PALAVRA DO PAPA FRANCISCO



- na Audiência-Geral, na Praça de São Pedro, Vaticano - Roma, no dia 7 de Fevereiro

Prezados irmãos e irmãs, bom dia!

Continuemos as catequeses sobre a Santa Missa. Tínhamos chegado às Leituras.
O diálogo entre Deus e o seu povo, desenvolvido na Liturgia da Palavra da Missa, alcança o ápice na proclamação do Evangelho. Precede-o o cântico do Aleluia — ou então, na Quaresma, outra aclamação — com o qual «a assembleia dos fiéis acolhe e saúda o Senhor que está prestes a falar no Evangelho». Do mesmo modo que os mistérios de Cristo iluminam toda a revelação bíblica, assim, na Liturgia da Palavra, o Evangelho constitui a luz para compreender o sentido dos textos bíblicos que o precedem, tanto do Antigo como do Novo Testamento. Com efeito, «de toda a Escritura, assim como de toda a celebração litúrgica, Cristo é o centro e a plenitude». Jesus Cristo está sempre no centro, sempre!...
Por isso, a própria liturgia distingue o Evangelho das outras leituras, circundando-o de honra e veneração especiais. Com efeito, a sua leitura é reservada ao ministro ordenado, que no final beija o Livro; pomo-nos à escuta de pé, traçando o sinal da cruz na testa, nos lábios e no peito; os círios e o incenso honram Cristo que, mediante a leitura evangélica, faz ressoar a sua palavra eficaz. Destes sinais, a assembleia reconhece a presença de Cristo, o qual lhe dirige a “boa notícia” que converte e transforma. Tem lugar um discurso directo, como atestam as aclamações com as quais se responde à proclamação: «Glória a Vós, Senhor». Levantamo-nos para ouvir o Evangelho: ali é Cristo quem nos fala. É por isso que prestamos atenção, porque se trata de um diálogo directo. É o Senhor quem nos fala…

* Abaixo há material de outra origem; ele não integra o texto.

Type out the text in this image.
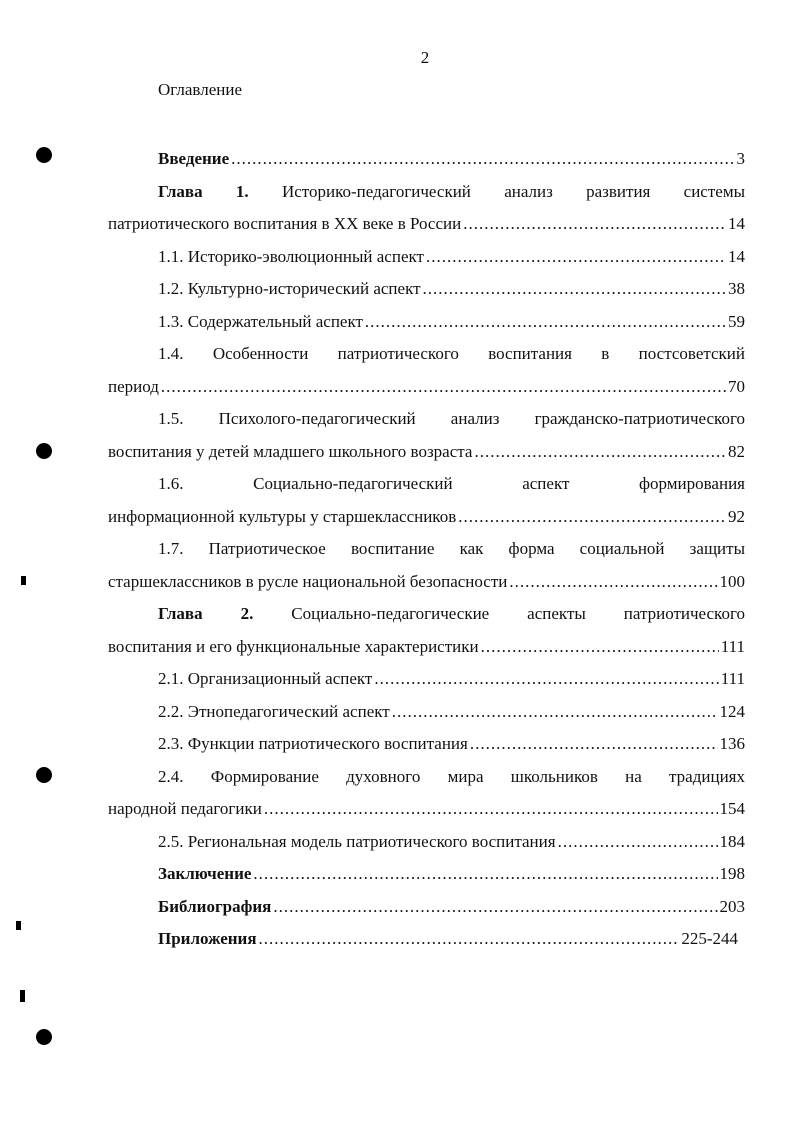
2
Оглавление
Введение .....	3
Глава 1. Историко-педагогический анализ развития системы
патриотического воспитания в XX веке в России .....	14
1.1. Историко-эволюционный аспект .....	14
1.2. Культурно-исторический аспект .....	38
1.3. Содержательный аспект .....	59
1.4. Особенности патриотического воспитания в постсоветский
период .....	70
1.5. Психолого-педагогический анализ гражданско-патриотического
воспитания у детей младшего школьного возраста .....	82
1.6. Социально-педагогический аспект формирования
информационной культуры у старшеклассников .....	92
1.7. Патриотическое воспитание как форма социальной защиты
старшеклассников в русле национальной безопасности .....	100
Глава 2. Социально-педагогические аспекты патриотического
воспитания и его функциональные характеристики .....	111
2.1. Организационный аспект .....	111
2.2. Этнопедагогический аспект .....	124
2.3. Функции патриотического воспитания .....	136
2.4. Формирование духовного мира школьников на традициях
народной педагогики .....	154
2.5. Региональная модель патриотического воспитания .....	184
Заключение .....	198
Библиография .....	203
Приложения .....	225-244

Portanto, na Missa, não lemos o Evangelho para saber o que aconteceu; mas, ouvimos o Evangelho para tomar consciência do que fez e disse Jesus outrora; e aquela Palavra é viva: a Palavra de Jesus que está no Evangelho é viva e chega ao meu coração. Por isso, ouvir o Evangelho é muito importante; ouvir com o coração aberto, porque é Palavra viva. Santo Agostinho escreveu que «a boca de Cristo é o Evangelho. Ele reina no céu, mas não cessa de falar na terra». Se é verdade que na Liturgia «Cristo ainda anuncia o Evangelho», consequentemente, participando na Missa, devemos dar-lhe uma resposta. Nós ouvimos o Evangelho e devemos dar uma resposta, na nossa vida.

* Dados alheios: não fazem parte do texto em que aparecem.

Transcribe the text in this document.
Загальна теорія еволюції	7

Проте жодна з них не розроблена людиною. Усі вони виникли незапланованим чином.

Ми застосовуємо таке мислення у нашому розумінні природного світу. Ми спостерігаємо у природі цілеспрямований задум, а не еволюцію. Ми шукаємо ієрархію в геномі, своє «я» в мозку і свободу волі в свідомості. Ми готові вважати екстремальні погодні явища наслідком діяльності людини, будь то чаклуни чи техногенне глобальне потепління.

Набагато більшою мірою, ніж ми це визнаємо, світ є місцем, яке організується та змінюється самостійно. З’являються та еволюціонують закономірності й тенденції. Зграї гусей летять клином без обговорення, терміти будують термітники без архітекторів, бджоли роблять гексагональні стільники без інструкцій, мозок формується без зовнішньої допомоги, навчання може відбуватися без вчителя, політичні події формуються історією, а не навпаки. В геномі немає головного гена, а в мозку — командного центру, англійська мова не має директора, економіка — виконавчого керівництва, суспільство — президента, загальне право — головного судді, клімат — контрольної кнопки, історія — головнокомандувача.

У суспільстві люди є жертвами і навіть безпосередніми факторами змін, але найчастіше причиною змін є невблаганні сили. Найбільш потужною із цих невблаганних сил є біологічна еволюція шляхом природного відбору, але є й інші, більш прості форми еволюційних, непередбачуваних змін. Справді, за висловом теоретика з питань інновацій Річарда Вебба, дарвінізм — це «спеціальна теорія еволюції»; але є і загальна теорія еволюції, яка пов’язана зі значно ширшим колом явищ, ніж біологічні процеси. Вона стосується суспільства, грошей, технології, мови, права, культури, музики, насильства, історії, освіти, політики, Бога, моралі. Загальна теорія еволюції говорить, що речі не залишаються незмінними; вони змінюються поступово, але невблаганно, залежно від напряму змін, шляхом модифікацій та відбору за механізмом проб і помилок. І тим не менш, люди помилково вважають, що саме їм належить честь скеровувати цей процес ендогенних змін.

Para transmitir a sua mensagem, Cristo serve-se, inclusive, da palavra do sacerdote que, após o Evangelho, pronuncia a homilia. Recomendada, vivamente, pelo Concílio Vaticano II, como parte da própria Liturgia, a homilia não é um discurso de circunstância — nem sequer uma catequese, como esta que agora faço — nem uma conferência, nem sequer uma lição; a homilia é outra coisa. O que é a homilia? É «um retomar este diálogo que já está estabelecido entre o Senhor e o seu povo», para que seja posta em prática, na vida. A autêntica exegese do Evangelho é a nossa vida santa! A Palavra do Senhor termina o seu curso fazendo-se carne em nós, traduzindo-se em obras, como aconteceu em Maria e nos Santos. Recordai aquilo que eu disse na última vez: a Palavra do Senhor entra pelos ouvidos, chega ao coração e vai às mãos, às boas obras. E também a homilia segue a Palavra do Senhor, fazendo inclusive este percurso para nos ajudar, a fim de que a Palavra do Senhor chegue às mãos, passando pelo coração.

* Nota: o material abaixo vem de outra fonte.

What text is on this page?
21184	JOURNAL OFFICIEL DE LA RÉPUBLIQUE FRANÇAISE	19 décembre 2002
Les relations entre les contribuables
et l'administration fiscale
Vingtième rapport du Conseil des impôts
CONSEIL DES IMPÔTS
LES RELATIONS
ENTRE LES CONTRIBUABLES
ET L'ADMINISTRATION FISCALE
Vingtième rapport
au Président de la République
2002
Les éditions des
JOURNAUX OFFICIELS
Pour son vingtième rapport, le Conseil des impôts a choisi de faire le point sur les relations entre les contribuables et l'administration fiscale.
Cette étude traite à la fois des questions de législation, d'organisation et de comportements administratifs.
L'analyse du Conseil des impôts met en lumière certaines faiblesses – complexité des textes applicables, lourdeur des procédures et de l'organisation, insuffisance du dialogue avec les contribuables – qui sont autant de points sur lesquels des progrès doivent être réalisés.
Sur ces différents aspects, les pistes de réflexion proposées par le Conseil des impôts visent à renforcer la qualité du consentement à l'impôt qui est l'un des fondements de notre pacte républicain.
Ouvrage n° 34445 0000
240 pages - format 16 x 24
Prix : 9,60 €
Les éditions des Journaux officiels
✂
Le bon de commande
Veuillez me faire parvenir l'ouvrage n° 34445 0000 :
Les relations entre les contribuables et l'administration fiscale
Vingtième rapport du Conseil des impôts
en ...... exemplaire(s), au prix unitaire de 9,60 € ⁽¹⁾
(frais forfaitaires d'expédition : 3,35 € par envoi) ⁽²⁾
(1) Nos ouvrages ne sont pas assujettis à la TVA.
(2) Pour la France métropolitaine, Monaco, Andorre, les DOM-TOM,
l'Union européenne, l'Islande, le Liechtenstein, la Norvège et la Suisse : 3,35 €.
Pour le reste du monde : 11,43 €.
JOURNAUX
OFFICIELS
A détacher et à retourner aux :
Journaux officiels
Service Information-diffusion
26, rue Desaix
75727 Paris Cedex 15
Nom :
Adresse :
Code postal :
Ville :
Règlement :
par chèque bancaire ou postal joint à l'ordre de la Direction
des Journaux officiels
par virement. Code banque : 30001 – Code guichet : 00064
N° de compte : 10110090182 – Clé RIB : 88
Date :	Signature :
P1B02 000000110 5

Já abordei o tema da homilia na Exortação ‘Evangelii gaudium’, onde recordei que o contexto litúrgico «exige que a pregação oriente a assembleia, e também o pregador, para uma comunhão com Cristo na Eucaristia, que transforme a vida».
Quem profere a homilia deve cumprir bem o seu ministério — aquele que prega, sacerdote, diácono ou bispo — oferecendo um serviço real a todos aqueles que participam na Missa; mas, também, quantos o ouvem, devem desempenhar a sua parte. Antes de tudo, prestando a devida atenção, ou seja, assumindo as justas disposições interiores, sem pretensões subjectivas, consciente de que cada pregador tem qualidades e limites. Se, às vezes, há motivos para se entediar, porque a homilia é longa, ou não está centrada, ou é incompreensível, outras vezes, ao contrário, o obstáculo é o preconceito. E quem pronuncia a homilia deve estar consciente de que não faz algo próprio, mas prega dando voz a Jesus, prega a Palavra de Jesus. E a homilia deve ser bem preparada, deve ser breve, breve! Dizia-me um sacerdote que, certa vez, tinha ido a outra cidade, onde moravam os pais, e o pai disse-lhe: “Sabes, estou feliz, porque com os meus amigos encontramos uma igreja onde se celebra a Missa sem homilia!”. E, quantas vezes, vemos que na homilia alguns adormecem, outros conversam, ou saem para fumar um cigarro... Por isso, por favor, que a homilia seja curta, mas bem preparada. E como se prepara uma homilia, caros sacerdotes, diáconos, bispos? Como se prepara? Com a oração, com o estudo da Palavra de Deus e fazendo uma síntese clara e breve; não deve superar 10 minutos, por favor! Concluindo, podemos dizer que na Liturgia da Palavra, mediante o Evangelho e a homilia, Deus dialoga com o seu povo, que o ouve com atenção e veneração e, ao mesmo tempo, reconhece-o presente e activo. Portanto, se nos pusermos à escuta da “boa notícia”, seremos convertidos e transformados por ela e, consequentemente, capazes de transformarmo-nos a nós mesmos e ao mundo. Porquê? Porque a Boa Notícia, a Palavra de Deus entra pelos ouvidos, vai ao coração e chega às mãos para fazer boas obras. (cf. Santa Sé)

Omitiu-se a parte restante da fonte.